Computed values of sample bias and standard deviation for each n and m
n | $m=1$ | $m=2$ | ||
${\text{Bias}_{n}^{(m)}}$ | ${\text{Std}_{n}^{(m)}}$ | ${\text{Bias}_{n}^{(m)}}$ | ${\text{Std}_{n}^{(m)}}$ | |
100 | 0.0616 | 4.5498 | 0.9148 | 5.3876 |
500 | 0.2661 | 2.8404 | 1.1379 | 2.9482 |
1000 | 0.2239 | 2.7614 | 1.1546 | 2.9566 |
5000 | −0.0964 | 2.6225 | 1.4349 | 2.8296 |
10000 | 0.0435 | 2.626 | 1.3573 | 2.9192 |
∞ | 0 | 2.6938 | 1.4317 | 2.8635 |
Experiment 3. In this experiment, we consider
\[ {\varepsilon _{j}}\mid \{{\kappa _{j}}=m\}\sim \left\{\begin{array}{l@{\hskip10.0pt}l}N(0,1.25),\hspace{1em}& m=1,\\ {} {T_{5}},\hspace{1em}& m=2.\end{array}\right.\]
The results of Experiment 3 for mLLE are presented in Table 3.Here ${H_{\ast }^{(2)}}\approx 0.6502$. The simulations results inherit the pattern similar to the observed in the previous experiments.
7 Conclusions
We examined the asymptotic behavior of the modified local linear regression estimator for a mixture of regressions model. We proved that the modified estimator is asymptotically normal. The obtained rate of convergence of this estimator to the unknown value of the regression function at a given point is the same, regardless of whether the density function of a regressor has a jump at this point or not.
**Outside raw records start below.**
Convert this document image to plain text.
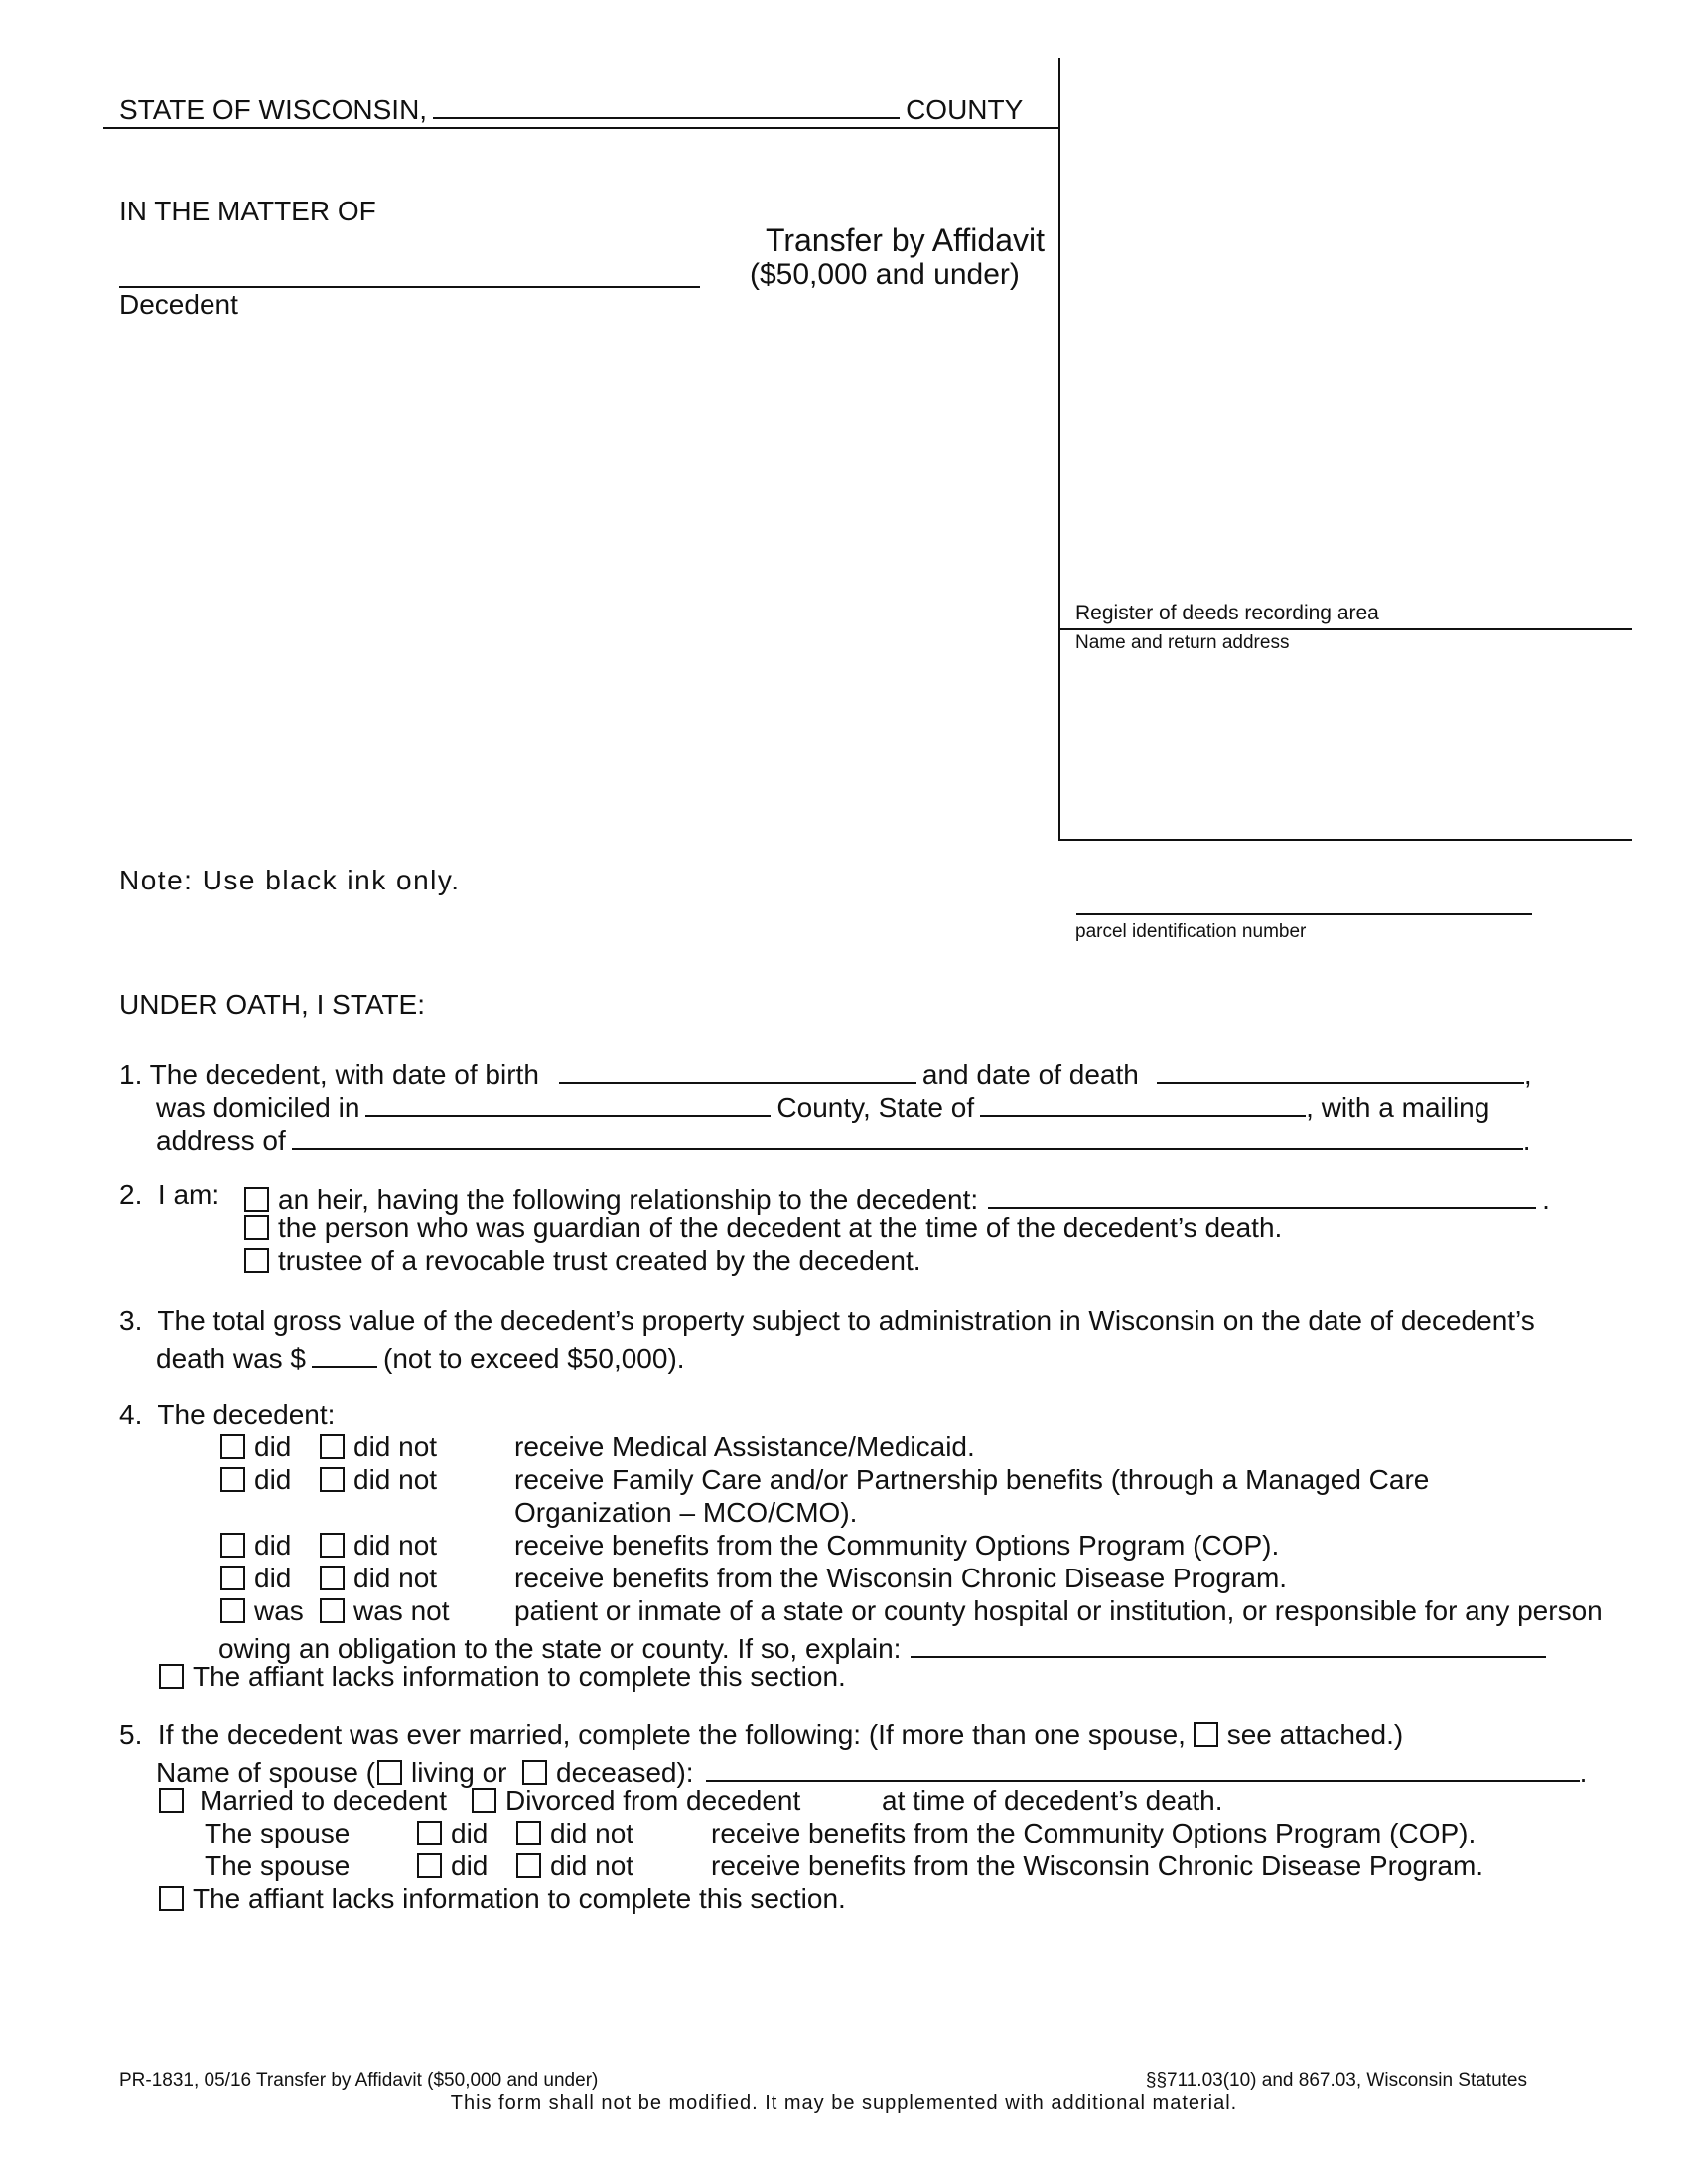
STATE OF WISCONSIN,	COUNTY
IN THE MATTER OF
Decedent
Transfer by Affidavit
($50,000 and under)
Register of deeds recording area
Name and return address
parcel identification number
Note: Use black ink only.
UNDER OATH, I STATE:
1. The decedent, with date of birth	and date of death	,
was domiciled in	County, State of	, with a mailing
address of	.
2. I am:	an heir, having the following relationship to the decedent:	.
the person who was guardian of the decedent at the time of the decedent’s death.
trustee of a revocable trust created by the decedent.
3. The total gross value of the decedent’s property subject to administration in Wisconsin on the date of decedent’s
death was $	(not to exceed $50,000).
4. The decedent:
did	did not	receive Medical Assistance/Medicaid.
did	did not	receive Family Care and/or Partnership benefits (through a Managed Care
Organization – MCO/CMO).
did	did not	receive benefits from the Community Options Program (COP).
did	did not	receive benefits from the Wisconsin Chronic Disease Program.
was	was not patient or inmate of a state or county hospital or institution, or responsible for any person
owing an obligation to the state or county. If so, explain:
The affiant lacks information to complete this section.
5. If the decedent was ever married, complete the following: (If more than one spouse, see attached.)
Name of spouse ( living or deceased):	.
Married to decedent	Divorced from decedent	at time of decedent’s death.
The spouse	did	did not	receive benefits from the Community Options Program (COP).
The spouse	did	did not	receive benefits from the Wisconsin Chronic Disease Program.
The affiant lacks information to complete this section.
PR-1831, 05/16 Transfer by Affidavit ($50,000 and under)	§§711.03(10) and 867.03, Wisconsin Statutes
This form shall not be modified. It may be supplemented with additional material.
Based on the proven asymptotic theory, the optimal bandwidth parameter was derived that minimizes the asymptotic standard deviation of the estimator. The derived asymptotic theory was tested using a simulation experiment. The results obtained in this experiment are consistent with the theoretical results.
The subject of a further research is the development of the theory of optimal choice of parameters for the modified local linear regression estimator, that is, the bandwidth parameter and the kernel function.